Col. Conner, 1936

Terence Conner's family came from Ireland but he was born in Madras in 1895. At the outbreak of WW1 he joined the 26th and fought against Germans and Turks in Mesopotamia where he was wounded and mentioned in despatches. He saw active service for most of his military life. In 1818 he was sent back to Mesopotamia to suppress an Arab rebellion which led to the independence of that counrty from Turkish domination. He served on the North-West Frontier in 1923 but his greatest adventures took place in Burma during the 1920s and 30s. He obtained permission to be seconded to the Burma Military Police so that he could take part in the rescue of slaves and human sacrifices. North Burma was not administered by the British but it came under the jurisdiction of the British-Indian Government. Conner had to travel down the Irrawady on a raft for 360 miles. For most of the journey they were shot at by dacoit gangs armed with blunderbusses loaded with nails.

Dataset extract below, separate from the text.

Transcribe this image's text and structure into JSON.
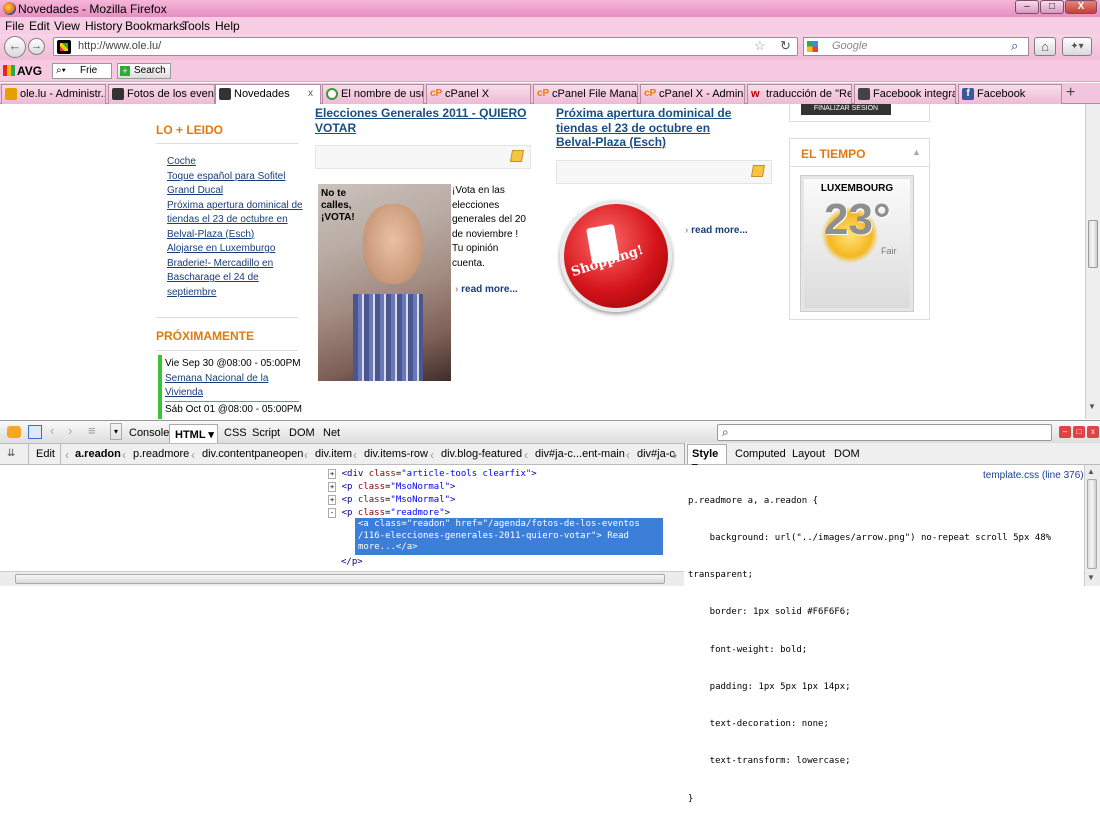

In 1931 he commanded a battalion of Burma Military Police holding the rank of captain. Their enemy was a group of rebels led by the 'Magician King' who had convinced his followers that his charms made them invulnerable to bullets. They continued to believe him even when they were wounded. The rebels torrorised local villagers, roasting them alive if they failed to provide them with food and money. Conner's success against them earned a recommendation for a CBE. As he was only a captain he was denied this but did receive a DSO and King's Police Medal.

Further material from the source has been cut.